Each week we webcast Lord's Day Sabbath School at 10a, morning public worship at 11a, and p.m. singing and sermon at 2:30p (sermon at 3:30)

Wednesday, May 6, 2020

2020.05.06 Hopewell @Home ▫ 1 Samuel 6:13–7:1

Questions from the Scripture text: What were the people of Beth Shemesh doing in 1 Samuel 6:13? What did they see? How did they feel about that? To where did the cart come (1 Samuel 6:14)? What was there? What did they do with the cart, the cows, and the stone? What do the Levites then do (1 Samuel 6:15)? What do the men of Beth Shemesh do? Who were watching all of this (1 Samuel 6:16)? What objects remained where even to the day that 1 Samuel was written (1 Samuel 6:17-18; ignore the supplied/italicized words in the translation)? What had the men of Beth Shemesh done (1 Samuel 6:19)? And what did Yahweh do to them? How many died of this? How did the people respond in verse 19? What did they ask in 1 Samuel 6:20, and what did they want to do with the ark? To whom do they send messengers (1 Samuel 6:21)? What do they say has happened? What do they ask them to do? Where do the men of Kirjath Jearim bring the ark (1 Samuel 7:1)? What do they do to Eleazar and why?
It seems that the people of Beth Shemesh do much better than the Philistines. They offer a sacrifice on an uncut stone. They employ Levites to handle the ark of Yahweh. The actions in 1 Samuel 6:14-15 stand very well by contrast to the idolatry in 1 Samuel 6:17-18.

Why, then, is the slaughter of Israelites in 1 Samuel 6:19 greater than the slaughter of both battles with the Philistines in chapter 4? Because they mix their superstitious curiosity with the commandments of the Lord. Perhaps they wanted to see Yahweh Himself, whom they now presumed to be actually contained in the ark, after what it had done to the Philistines. Perhaps they did not think it was Yahweh Himself but earthly articles of great spiritual power. Perhaps they were just taking advantage of the fact that the Ark was not hidden in the tabernacle, and this was their chance to see inside.

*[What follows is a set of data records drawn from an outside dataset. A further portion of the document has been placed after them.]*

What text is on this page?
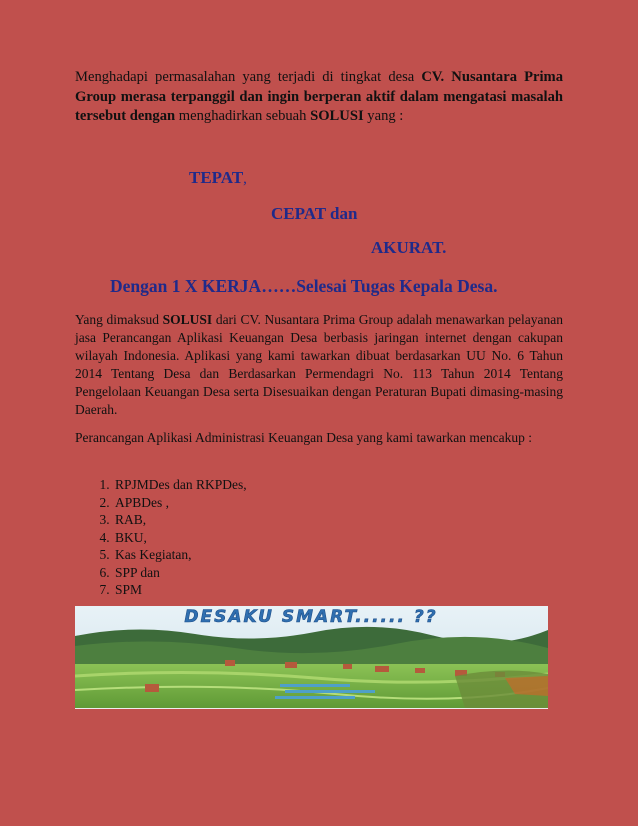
Menghadapi permasalahan yang terjadi di tingkat desa CV. Nusantara Prima Group merasa terpanggil dan ingin berperan aktif dalam mengatasi masalah tersebut dengan menghadirkan sebuah SOLUSI yang :

TEPAT,
CEPAT dan
AKURAT.
Dengan 1 X KERJA……Selesai Tugas Kepala Desa.

Yang dimaksud SOLUSI dari CV. Nusantara Prima Group adalah menawarkan pelayanan jasa Perancangan Aplikasi Keuangan Desa berbasis jaringan internet dengan cakupan wilayah Indonesia. Aplikasi yang kami tawarkan dibuat berdasarkan UU No. 6 Tahun 2014 Tentang Desa dan Berdasarkan Permendagri No. 113 Tahun 2014 Tentang Pengelolaan Keuangan Desa serta Disesuaikan dengan Peraturan Bupati dimasing-masing Daerah.

Perancangan Aplikasi Administrasi Keuangan Desa yang kami tawarkan mencakup :

1. RPJMDes dan RKPDes,
2. APBDes ,
3. RAB,
4. BKU,
5. Kas Kegiatan,
6. SPP dan
7. SPM
DESAKU SMART...... ??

Whatever the particular reason, the primary reason for the slaughter is the same: they failed to grapple well with the reality of God’s holiness. They had not learned the lesson of Leviticus 10:3, “By those who come near Me, I must be regarded as holy; and before all the people, I must be glorified.”

I wonder if we have learned that lesson in our daily lives, and especially in our private, family, and corporate worship. How much are we affected by the knowledge that we are always before the face of the Holy, Holy, Holy God? Does the conduct of our mind and heart in private worship reflect a sense of His holiness? Would those who participate in our family worship conclude from our manner that the God Whom we worship is holy—and if our manner does, what does God observe, when He sees in secret?

What does our conduct before and after public worship say about the holiness of Him whom we approach—to say nothing of what we do during worship? It is not so very unusual for children to doodle about something unrelated, or for adults and even church officers to research around on their phones, during the preaching, instead of giving their minds and souls to be examined by Christ in it (cf. Hebrews 4:12–13). And how easily one may slouch unthinkingly through reading written prayers (or not even following extemporaneous prayers), or how easily an entire congregation may address God and one another lightly in familiar songs!

But this is not a lesson we learn easily. Even where it rests “safely” in the house of Abinadab resides one of his sons, Uzzah, who himself will become famous for being struck dead for disregarding God’s holiness in touching the ark with his hand to stabilize it. God help us regard His holiness, not only in our manner, but most of all in only ever coming to Him through the righteousness of Christ!
In what situations are you least mindful of God’s holiness? When do you most need to be?
Suggested Songs: ARP24 “The Earth and the Riches” or TPH230 “Holy, Holy, Holy!”